I'll confess: I am a bit of a know-it-all. But I'm generally not big on showing off with 4-bit words when I can sling the 2-bit variety.

That's why I was shocked when I tossed off the word "chicane" this morning and my KCBS colleagues didn't know it. I used the word to describe a mess on the Bay Bridge, where a traffic accident had blocked a couple of lanes and forced drivers to do a little right-left-right evasive maneuver. (If you, like my colleagues, are baffled by the word, here's a full write-up.)

To me, "chicane" is just part of the sporting landscape. As a kid, I was always captivated by the exotic drama of Formula One racing, where chicanes are commonplace. It's not just F1, though--you'll find chicanes on all sorts of racetracks as a way to keep speed under control.

Check out the photo I borrowed from a sports-car racing club--the Corvette is leading the Audi through the chicane.

To those who say being a sports fan is a waste of time, I say, "never!" Imagine what it can do for your vocabulary.

Monday, May 5, 2008

Savor It

If you stayed all the way until the end--through all the intermissions, all the shots on goal, all the icing calls--congratulations.

If you didn't--well, you missed something special.

Sure, the Sharks lost, ending their season in disappointment. But it was a hell of a loss, truly a game for the ages.

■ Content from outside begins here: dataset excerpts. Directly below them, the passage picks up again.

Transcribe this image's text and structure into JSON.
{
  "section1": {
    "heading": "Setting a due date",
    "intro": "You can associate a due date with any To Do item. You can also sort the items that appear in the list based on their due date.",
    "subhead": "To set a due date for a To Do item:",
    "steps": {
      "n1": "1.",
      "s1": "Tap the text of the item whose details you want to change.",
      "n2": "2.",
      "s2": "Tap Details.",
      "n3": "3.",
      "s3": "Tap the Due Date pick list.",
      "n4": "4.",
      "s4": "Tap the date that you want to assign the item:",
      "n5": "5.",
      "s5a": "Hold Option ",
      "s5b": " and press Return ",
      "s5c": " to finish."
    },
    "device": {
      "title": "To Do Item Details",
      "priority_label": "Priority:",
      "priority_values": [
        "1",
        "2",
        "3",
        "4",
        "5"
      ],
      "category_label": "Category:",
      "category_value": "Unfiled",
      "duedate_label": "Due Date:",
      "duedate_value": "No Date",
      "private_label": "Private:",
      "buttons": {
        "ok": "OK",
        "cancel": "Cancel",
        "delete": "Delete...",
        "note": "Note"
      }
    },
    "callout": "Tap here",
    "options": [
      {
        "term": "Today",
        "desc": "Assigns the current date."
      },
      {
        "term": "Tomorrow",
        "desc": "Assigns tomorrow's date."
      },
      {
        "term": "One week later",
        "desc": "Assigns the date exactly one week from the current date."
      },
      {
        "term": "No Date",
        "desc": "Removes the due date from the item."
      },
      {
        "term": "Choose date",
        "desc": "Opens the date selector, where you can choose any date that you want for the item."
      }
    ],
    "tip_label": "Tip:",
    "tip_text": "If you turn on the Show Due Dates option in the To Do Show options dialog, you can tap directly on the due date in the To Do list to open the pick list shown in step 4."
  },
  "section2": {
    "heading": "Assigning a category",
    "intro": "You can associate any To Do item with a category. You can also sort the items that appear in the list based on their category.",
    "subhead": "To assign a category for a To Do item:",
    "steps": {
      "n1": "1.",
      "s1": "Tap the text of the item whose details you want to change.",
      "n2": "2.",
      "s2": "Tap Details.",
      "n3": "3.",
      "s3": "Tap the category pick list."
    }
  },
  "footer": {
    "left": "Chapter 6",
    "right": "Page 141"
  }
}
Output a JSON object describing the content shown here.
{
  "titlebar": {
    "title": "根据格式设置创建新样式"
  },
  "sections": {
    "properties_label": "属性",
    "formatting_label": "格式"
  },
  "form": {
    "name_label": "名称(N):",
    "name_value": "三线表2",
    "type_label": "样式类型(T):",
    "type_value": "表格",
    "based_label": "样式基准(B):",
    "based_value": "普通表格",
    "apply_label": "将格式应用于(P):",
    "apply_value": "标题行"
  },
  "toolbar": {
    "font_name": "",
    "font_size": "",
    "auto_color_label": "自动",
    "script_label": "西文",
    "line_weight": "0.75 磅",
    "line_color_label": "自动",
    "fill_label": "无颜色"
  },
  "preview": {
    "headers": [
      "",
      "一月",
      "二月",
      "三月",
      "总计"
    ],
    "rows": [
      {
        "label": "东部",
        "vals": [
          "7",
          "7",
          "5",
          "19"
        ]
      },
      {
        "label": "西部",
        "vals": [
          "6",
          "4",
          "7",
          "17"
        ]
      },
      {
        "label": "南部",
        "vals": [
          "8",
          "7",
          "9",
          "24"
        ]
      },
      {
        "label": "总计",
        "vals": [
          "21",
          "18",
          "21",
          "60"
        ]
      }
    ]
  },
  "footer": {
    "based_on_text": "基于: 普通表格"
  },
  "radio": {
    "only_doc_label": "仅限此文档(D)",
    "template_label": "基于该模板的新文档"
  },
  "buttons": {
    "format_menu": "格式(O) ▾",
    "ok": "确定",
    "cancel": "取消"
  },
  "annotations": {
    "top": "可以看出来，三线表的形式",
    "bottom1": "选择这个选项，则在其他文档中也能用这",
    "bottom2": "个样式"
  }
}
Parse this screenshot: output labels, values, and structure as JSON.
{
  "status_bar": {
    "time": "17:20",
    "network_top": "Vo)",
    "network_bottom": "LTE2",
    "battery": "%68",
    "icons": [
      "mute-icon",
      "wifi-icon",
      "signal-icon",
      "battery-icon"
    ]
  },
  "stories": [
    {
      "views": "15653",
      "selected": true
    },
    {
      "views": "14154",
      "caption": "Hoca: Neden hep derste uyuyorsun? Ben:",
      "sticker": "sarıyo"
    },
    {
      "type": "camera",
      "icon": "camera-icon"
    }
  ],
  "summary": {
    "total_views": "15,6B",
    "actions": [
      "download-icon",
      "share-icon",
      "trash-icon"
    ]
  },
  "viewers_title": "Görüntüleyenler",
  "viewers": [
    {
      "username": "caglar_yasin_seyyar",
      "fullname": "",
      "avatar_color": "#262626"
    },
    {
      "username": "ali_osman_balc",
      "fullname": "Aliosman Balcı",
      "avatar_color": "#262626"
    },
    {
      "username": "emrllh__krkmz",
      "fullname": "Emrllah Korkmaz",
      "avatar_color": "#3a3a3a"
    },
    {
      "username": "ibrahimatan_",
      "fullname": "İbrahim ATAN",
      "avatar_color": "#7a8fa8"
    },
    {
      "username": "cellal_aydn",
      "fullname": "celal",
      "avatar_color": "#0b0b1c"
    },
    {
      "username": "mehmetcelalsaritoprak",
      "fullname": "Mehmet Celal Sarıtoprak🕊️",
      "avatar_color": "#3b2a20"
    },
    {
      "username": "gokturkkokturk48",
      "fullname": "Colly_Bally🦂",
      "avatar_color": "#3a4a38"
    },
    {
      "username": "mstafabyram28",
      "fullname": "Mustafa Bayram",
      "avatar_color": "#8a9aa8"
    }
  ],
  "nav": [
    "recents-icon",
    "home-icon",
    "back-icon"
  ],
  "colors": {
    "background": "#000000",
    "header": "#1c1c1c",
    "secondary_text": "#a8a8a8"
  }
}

I've grown weary of the people (some Bay Area columnists come to mind) who want to beat the Sharks up because they haven't won the Stanley Cup. I don't buy the whole debate about their "heart" (or lack thereof). Let's leave it at this: this is a good hockey team, and there are other good hockey teams, and sometimes you win. Sometimes you don't.

Ask anyone on the Dallas Stars if the Sharks are underachievers. They'll tell you the truth.

It's a shame the Sharks flew into the Bay Area in the wee hours of the morning after this epic 4-overtime loss. Someone should have been there to strike up the band, for even in defeat, they did themselves proud.